Every grower is interested in specialty test beds that can also lead to limited premium sales to a local informed food trade.
I will give you a simple example. There are dozens of potato varieties and we are now seeing some of them emerge out in the marketplace. They attract premium prices. This is an easily harnessed phenomenon. The tools all exist and the fields are all prepared and in place.
A grower can readily run dozens of separate beds of two rows each containing a specific variety in each bed. Any given bed can be long enough to contain a ton of end product that can be sold at several times the wholesale price for ordinary table potatoes. It merely takes a little extra attention and effort. This has obviously begun to happen and can be applied to everything else.
What is so helpful here is that the seed bank is the natural record keeper and central conservator that can support this huge largely volunteer effort.
Hoard of a Different Color
Doomsday seed vault's stores are growing
Posted at 3:37 PM on 16 Feb 2009
CHICAGO -- The stores of seeds in a "doomsday" vault in the Norwegian Arctic are growing as researchers rush to preserve 100,000 crop varieties from potential extinction.The imperiled seeds are going to be critical for protecting the global food supply against devastating crop losses as a result of climate change, said Cary Fowler, executive director of the Global Crop Diversity Trust.
"These resources stand between us and catastrophic starvation," Fowler said. "You can't imagine a solution to climate change without crop diversity."
That's because the crops currently being used by farmers will not be able to evolve quickly enough on their own to adjust to predicted drought, rising temperatures and new pests and diseases, he said.
One recent study found that corn yields in Africa will fall by 30 percent by 2030 unless heat-resistant varieties are developed, Fowler noted.
"Evolution is in our control," he said in an interview. "It's in our seed bank. You take traits form different varieties and make new ones."
That process currently takes about 10 years. But Fowler said his organization is hoping to speed up the development of new varieties by cataloguing the genetic traits of the seeds that it stores.
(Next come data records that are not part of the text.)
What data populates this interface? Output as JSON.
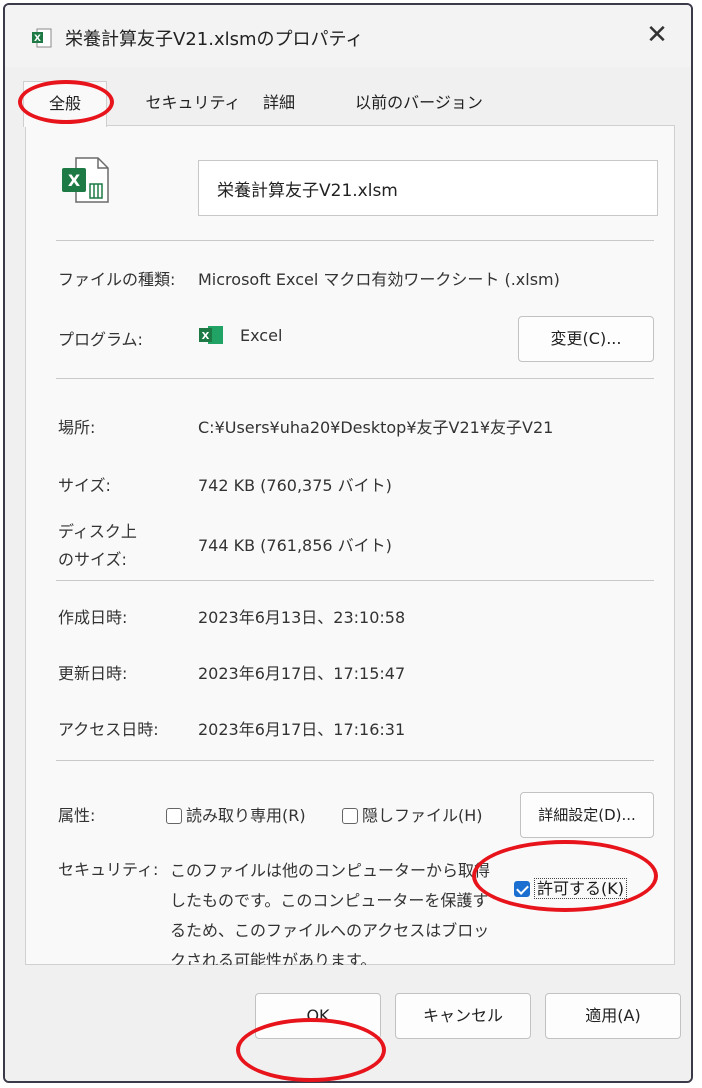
{
  "window": {
    "title": "栄養計算友子V21.xlsmのプロパティ",
    "close_glyph": "✕"
  },
  "tabs": [
    {
      "label": "全般",
      "active": true
    },
    {
      "label": "セキュリティ",
      "active": false
    },
    {
      "label": "詳細",
      "active": false
    },
    {
      "label": "以前のバージョン",
      "active": false
    }
  ],
  "file": {
    "name": "栄養計算友子V21.xlsm",
    "icon": "excel-file-icon"
  },
  "props": {
    "type_label": "ファイルの種類:",
    "type_value": "Microsoft Excel マクロ有効ワークシート (.xlsm)",
    "program_label": "プログラム:",
    "program_value": "Excel",
    "change_button": "変更(C)...",
    "location_label": "場所:",
    "location_value": "C:¥Users¥uha20¥Desktop¥友子V21¥友子V21",
    "size_label": "サイズ:",
    "size_value": "742 KB (760,375 バイト)",
    "disk_size_label_1": "ディスク上",
    "disk_size_label_2": "のサイズ:",
    "disk_size_value": "744 KB (761,856 バイト)",
    "created_label": "作成日時:",
    "created_value": "2023年6月13日、23:10:58",
    "modified_label": "更新日時:",
    "modified_value": "2023年6月17日、17:15:47",
    "accessed_label": "アクセス日時:",
    "accessed_value": "2023年6月17日、17:16:31"
  },
  "attributes": {
    "label": "属性:",
    "readonly": {
      "label": "読み取り専用(R)",
      "checked": false
    },
    "hidden": {
      "label": "隠しファイル(H)",
      "checked": false
    },
    "advanced_button": "詳細設定(D)..."
  },
  "security": {
    "label": "セキュリティ:",
    "message": "このファイルは他のコンピューターから取得したものです。このコンピューターを保護するため、このファイルへのアクセスはブロックされる可能性があります。",
    "allow": {
      "label": "許可する(K)",
      "checked": true
    }
  },
  "footer": {
    "ok": "OK",
    "cancel": "キャンセル",
    "apply": "適用(A)"
  },
  "colors": {
    "annotation": "#e8141c",
    "excel_green": "#1d7a45",
    "checkbox_blue": "#1a6fd0"
  }
}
Their gene bank -- dug into a mountainside near Longyearbyen, in the Svalbard islands in the far north of Norway -- will be made public to help spur research, which Fowler says is woefully inadequate.
"Six people in the world are breeding bananas. Ditto for yams, a major crop in Africa," Fowler said ahead of a presentation Sunday to the American Association for the Advancement of Science.
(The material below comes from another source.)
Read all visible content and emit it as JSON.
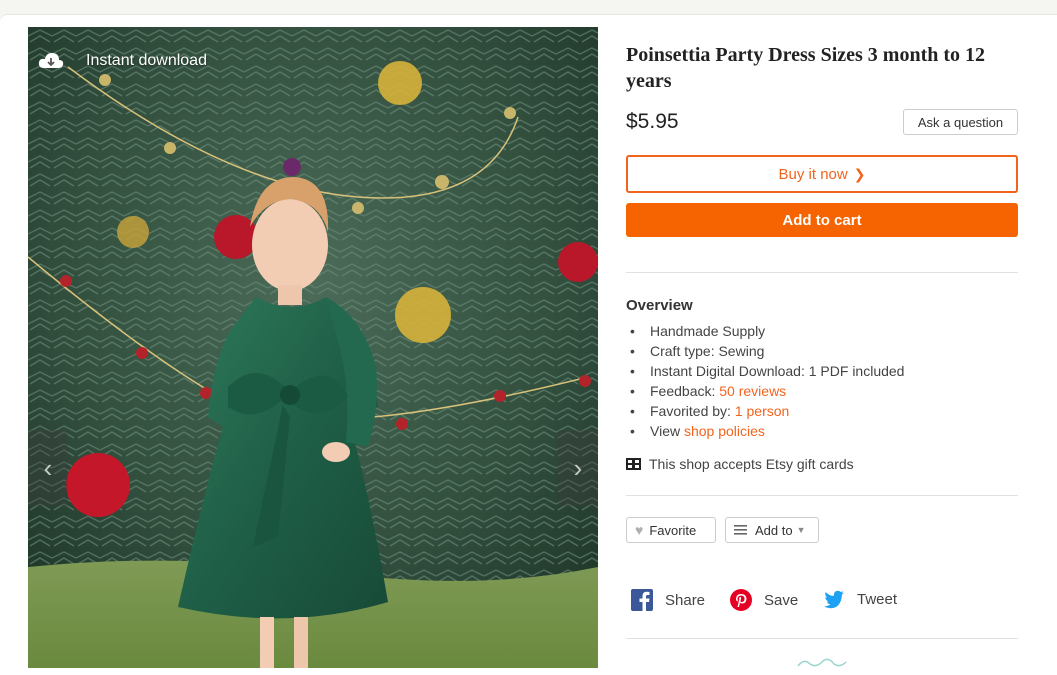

Fowler said the Global Crop Diversity Trust has agreements with 49 institutes in 46 countries to rescue some 53,000 of the 100,000 crop samples identified as endangered.Agreements for preserving the remaining varieties are expected to be completed soon.They include rare varieties of barley, wheat, rice, banana, plantain, potato, cassava, chickpea, maize, lentil, bean, sorghum, millet, coconut, breadfruit, cowpea, and yam.
The varieties most at risk are being stored in poorly funded seed banks in Africa and Asia where varieties are being lost due to inadequate refrigeration and the destruction of the facilities as a result of civil strife and natural disasters.
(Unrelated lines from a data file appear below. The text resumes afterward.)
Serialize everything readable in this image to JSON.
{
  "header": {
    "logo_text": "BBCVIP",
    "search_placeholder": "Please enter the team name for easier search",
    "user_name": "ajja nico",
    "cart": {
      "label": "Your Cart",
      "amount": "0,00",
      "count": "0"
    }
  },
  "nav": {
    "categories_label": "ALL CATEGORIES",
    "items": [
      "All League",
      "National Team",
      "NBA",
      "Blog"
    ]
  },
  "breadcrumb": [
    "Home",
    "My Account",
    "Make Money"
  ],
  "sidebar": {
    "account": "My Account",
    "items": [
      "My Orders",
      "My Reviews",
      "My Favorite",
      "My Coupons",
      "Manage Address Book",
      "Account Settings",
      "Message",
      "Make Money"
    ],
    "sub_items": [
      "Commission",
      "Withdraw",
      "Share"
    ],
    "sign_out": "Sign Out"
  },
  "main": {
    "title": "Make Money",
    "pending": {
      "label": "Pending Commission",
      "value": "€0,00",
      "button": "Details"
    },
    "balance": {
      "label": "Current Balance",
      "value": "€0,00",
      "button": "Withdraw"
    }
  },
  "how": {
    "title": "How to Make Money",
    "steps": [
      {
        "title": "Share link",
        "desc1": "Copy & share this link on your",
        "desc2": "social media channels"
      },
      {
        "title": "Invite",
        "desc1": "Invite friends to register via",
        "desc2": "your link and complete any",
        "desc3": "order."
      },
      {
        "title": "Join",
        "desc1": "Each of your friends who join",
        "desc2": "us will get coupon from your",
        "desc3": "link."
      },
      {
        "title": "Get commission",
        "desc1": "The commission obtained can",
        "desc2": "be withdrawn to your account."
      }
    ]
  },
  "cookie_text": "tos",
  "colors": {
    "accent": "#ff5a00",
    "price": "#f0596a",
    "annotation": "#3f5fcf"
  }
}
Researchers do not know how many varieties of crops have already been lost. But the industrialization of farming has had a major impact on crop diversity.
In 1903, U.S. farmers planted 578 varieties of beans. By 1983 just 32 varieties remained in seedbanks.
"When you lose one of these samples you're losing something you can't find in a farmer's field," Fowler said.
"We can't afford to lose this diversity when it's so easy and cheap to conserve it."